“Satu-satunya bahasa yang dipahami oleh semua bangsa adalah bahasa cinta”
(St. Yosef Freinademetz)
Tentang definisi cinta hingga kini belum ada kata sepakat. Arti sesungguhnya dari kata cinta dan mencintai masih merupakan pencaharian abadi. Pencinta bilang dia mencintai kekasihnya. Guru bilang dia mencintai anak-anak didiknya. Negara mengatakan bahwa dia mencintai rakyatnya.
Cinta pada hakikatnya yang mendalam adalah pembebasan dan pemerdekaan diri. Dan pembebasan selalu membahagiakan. Rahasia cinta bukan ada pada ulasan-ulasan para penulis buku, atau nasihat dukun atau psikiater, melainkan dalam bathin kita sendiri.
Cinta adalah perkara membangun isi bathin. Dari common-sense masyarakat, cinta dapat dipahami sebagai sebuah perhatian dan kasih sayang terhadap orang lain. Cinta adalah pancaran perdamaian, persahabatan, kepedulian terhadap orang lain.
Secara normatif cinta adalah konklusi segala legitimasi yang terkumpul dari aneka fakta yang terbukti membahagiakan, yang hanya bisa ditemukan dalam laku kebajikan. Maka, cinta adalah pengetahuan yang mampu memahami keutamaan sebagai sumber kebahagiaan.
Kontra cinta adalah kekerasan. Kekerasan bukan kemasan baru abad ini. Kekerasan sudah dikenal sejak permulaan penciptaan. Sebelum agama-agama besar mendapatkan wahyu demi eksistensinya, kekerasan demi, dari dan oleh agama sudah ada. Padahal Allah sama sekali tidak menghendaki kekerasan.
Hambatan primordial dalam mencintai sesama adalah kepentingan diri. Kepentingan diri menyebabkan kita melihat orang lain sebagai musuh yang patut dieliminasi. Orang lain dianggap sebagai sosok penghambat derap laju usaha pemenuhan kepentingan diri.
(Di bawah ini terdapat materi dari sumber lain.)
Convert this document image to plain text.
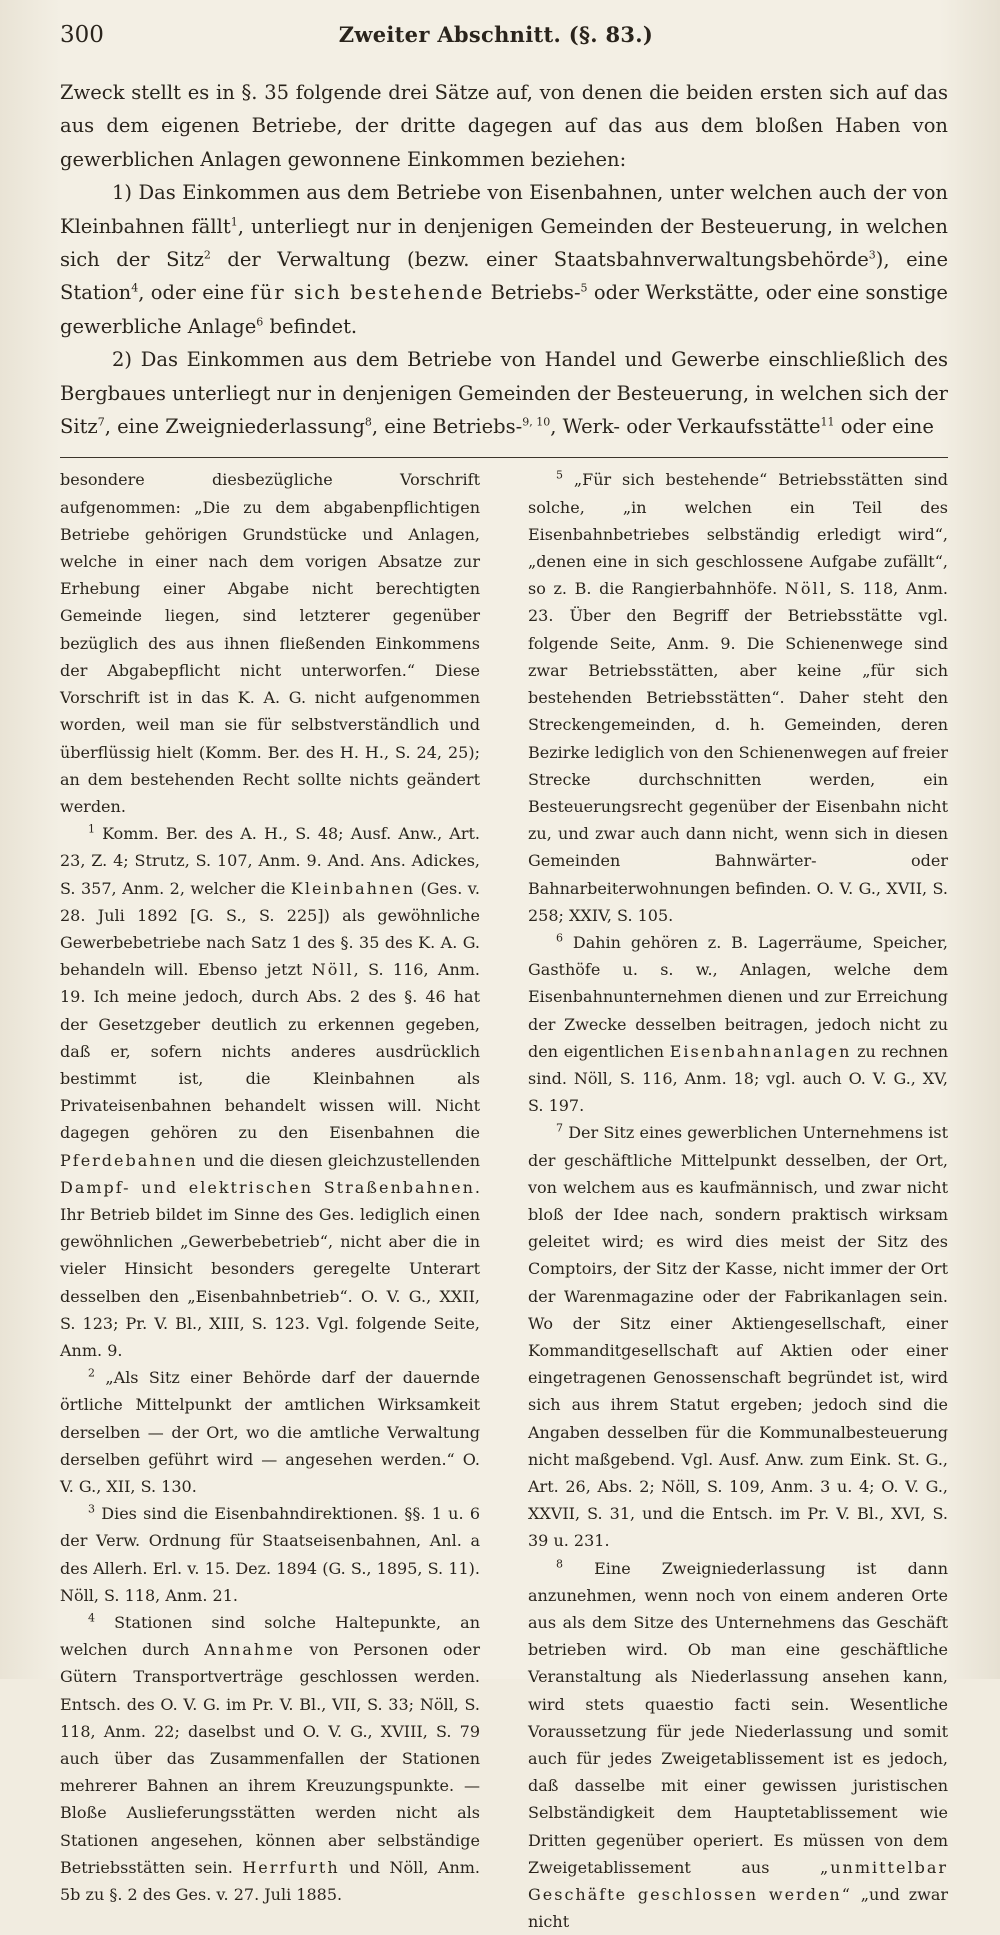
300	Zweiter Abschnitt. (§. 83.)

Zweck stellt es in §. 35 folgende drei Sätze auf, von denen die beiden ersten sich auf das aus dem eigenen Betriebe, der dritte dagegen auf das aus dem bloßen Haben von gewerblichen Anlagen gewonnene Einkommen beziehen:

1) Das Einkommen aus dem Betriebe von Eisenbahnen, unter welchen auch der von Kleinbahnen fällt$^1$, unterliegt nur in denjenigen Gemeinden der Besteuerung, in welchen sich der Sitz$^2$ der Verwaltung (bezw. einer Staatsbahnverwaltungsbehörde$^3$), eine Station$^4$, oder eine für sich bestehende Betriebs-$^5$ oder Werkstätte, oder eine sonstige gewerbliche Anlage$^6$ befindet.

2) Das Einkommen aus dem Betriebe von Handel und Gewerbe einschließlich des Bergbaues unterliegt nur in denjenigen Gemeinden der Besteuerung, in welchen sich der Sitz$^7$, eine Zweigniederlassung$^8$, eine Betriebs-$^{9, 10}$, Werk- oder Verkaufsstätte$^{11}$ oder eine

besondere diesbezügliche Vorschrift aufgenommen: „Die zu dem abgabenpflichtigen Betriebe gehörigen Grundstücke und Anlagen, welche in einer nach dem vorigen Absatze zur Erhebung einer Abgabe nicht berechtigten Gemeinde liegen, sind letzterer gegenüber bezüglich des aus ihnen fließenden Einkommens der Abgabepflicht nicht unterworfen.“ Diese Vorschrift ist in das K. A. G. nicht aufgenommen worden, weil man sie für selbstverständlich und überflüssig hielt (Komm. Ber. des H. H., S. 24, 25); an dem bestehenden Recht sollte nichts geändert werden.

$^1$ Komm. Ber. des A. H., S. 48; Ausf. Anw., Art. 23, Z. 4; Strutz, S. 107, Anm. 9. And. Ans. Adickes, S. 357, Anm. 2, welcher die Kleinbahnen (Ges. v. 28. Juli 1892 [G. S., S. 225]) als gewöhnliche Gewerbebetriebe nach Satz 1 des §. 35 des K. A. G. behandeln will. Ebenso jetzt Nöll, S. 116, Anm. 19. Ich meine jedoch, durch Abs. 2 des §. 46 hat der Gesetzgeber deutlich zu erkennen gegeben, daß er, sofern nichts anderes ausdrücklich bestimmt ist, die Kleinbahnen als Privateisenbahnen behandelt wissen will. Nicht dagegen gehören zu den Eisenbahnen die Pferdebahnen und die diesen gleichzustellenden Dampf- und elektrischen Straßenbahnen. Ihr Betrieb bildet im Sinne des Ges. lediglich einen gewöhnlichen „Gewerbebetrieb“, nicht aber die in vieler Hinsicht besonders geregelte Unterart desselben den „Eisenbahnbetrieb“. O. V. G., XXII, S. 123; Pr. V. Bl., XIII, S. 123. Vgl. folgende Seite, Anm. 9.

$^2$ „Als Sitz einer Behörde darf der dauernde örtliche Mittelpunkt der amtlichen Wirksamkeit derselben — der Ort, wo die amtliche Verwaltung derselben geführt wird — angesehen werden.“ O. V. G., XII, S. 130.

$^3$ Dies sind die Eisenbahndirektionen. §§. 1 u. 6 der Verw. Ordnung für Staatseisenbahnen, Anl. a des Allerh. Erl. v. 15. Dez. 1894 (G. S., 1895, S. 11). Nöll, S. 118, Anm. 21.

$^4$ Stationen sind solche Haltepunkte, an welchen durch Annahme von Personen oder Gütern Transportverträge geschlossen werden. Entsch. des O. V. G. im Pr. V. Bl., VII, S. 33; Nöll, S. 118, Anm. 22; daselbst und O. V. G., XVIII, S. 79 auch über das Zusammenfallen der Stationen mehrerer Bahnen an ihrem Kreuzungspunkte. — Bloße Auslieferungsstätten werden nicht als Stationen angesehen, können aber selbständige Betriebsstätten sein. Herrfurth und Nöll, Anm. 5b zu §. 2 des Ges. v. 27. Juli 1885.

$^5$ „Für sich bestehende“ Betriebsstätten sind solche, „in welchen ein Teil des Eisenbahnbetriebes selbständig erledigt wird“, „denen eine in sich geschlossene Aufgabe zufällt“, so z. B. die Rangierbahnhöfe. Nöll, S. 118, Anm. 23. Über den Begriff der Betriebsstätte vgl. folgende Seite, Anm. 9. Die Schienenwege sind zwar Betriebsstätten, aber keine „für sich bestehenden Betriebsstätten“. Daher steht den Streckengemeinden, d. h. Gemeinden, deren Bezirke lediglich von den Schienenwegen auf freier Strecke durchschnitten werden, ein Besteuerungsrecht gegenüber der Eisenbahn nicht zu, und zwar auch dann nicht, wenn sich in diesen Gemeinden Bahnwärter- oder Bahnarbeiterwohnungen befinden. O. V. G., XVII, S. 258; XXIV, S. 105.

$^6$ Dahin gehören z. B. Lagerräume, Speicher, Gasthöfe u. s. w., Anlagen, welche dem Eisenbahnunternehmen dienen und zur Erreichung der Zwecke desselben beitragen, jedoch nicht zu den eigentlichen Eisenbahnanlagen zu rechnen sind. Nöll, S. 116, Anm. 18; vgl. auch O. V. G., XV, S. 197.

$^7$ Der Sitz eines gewerblichen Unternehmens ist der geschäftliche Mittelpunkt desselben, der Ort, von welchem aus es kaufmännisch, und zwar nicht bloß der Idee nach, sondern praktisch wirksam geleitet wird; es wird dies meist der Sitz des Comptoirs, der Sitz der Kasse, nicht immer der Ort der Warenmagazine oder der Fabrikanlagen sein. Wo der Sitz einer Aktiengesellschaft, einer Kommanditgesellschaft auf Aktien oder einer eingetragenen Genossenschaft begründet ist, wird sich aus ihrem Statut ergeben; jedoch sind die Angaben desselben für die Kommunalbesteuerung nicht maßgebend. Vgl. Ausf. Anw. zum Eink. St. G., Art. 26, Abs. 2; Nöll, S. 109, Anm. 3 u. 4; O. V. G., XXVII, S. 31, und die Entsch. im Pr. V. Bl., XVI, S. 39 u. 231.

$^8$ Eine Zweigniederlassung ist dann anzunehmen, wenn noch von einem anderen Orte aus als dem Sitze des Unternehmens das Geschäft betrieben wird. Ob man eine geschäftliche Veranstaltung als Niederlassung ansehen kann, wird stets quaestio facti sein. Wesentliche Voraussetzung für jede Niederlassung und somit auch für jedes Zweigetablissement ist es jedoch, daß dasselbe mit einer gewissen juristischen Selbständigkeit dem Hauptetablissement wie Dritten gegenüber operiert. Es müssen von dem Zweigetablissement aus „unmittelbar Geschäfte geschlossen werden“ „und zwar nicht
Cinta tidak bisa tumbuh subur dalam suasana di mana konsep aku adalah aku dan kamu adalah kamu masih kuat dianut. Kekuatan cinta memang melampaui sekat-sekat primordial manusia, tapi ia tidak berdaya dalam suasana dimana kepentingan diri masih dinorsatukan dalam seluruh aspek hidup.
Perluasan kepentingan diri adalah kepentingan kelompok. Di sini cinta menunjukkan wajah paradoksal. Makin orang memuja kelompok, kebencian terhadap orang di luar kelompok semakin besar. Atas nama cinta terhadap kelompok, orang bisa saja bersedia menjalankan misi bom bunuh diri. Meski tindakan heroik itu ujung-ujungnya menghabisi nyawa orang yang dilainkan kelompoknya.
Bentuk kesetiaan tak manusiawi terhadap kelompok nampak dalam sikap dan prinsip bahwa yang berbeda: agama, golongan, etnis, beda kepentingan bukanlah tetangga. Lantas dianggap pantas dieliminasi, dicederai, dibunuh karakternya.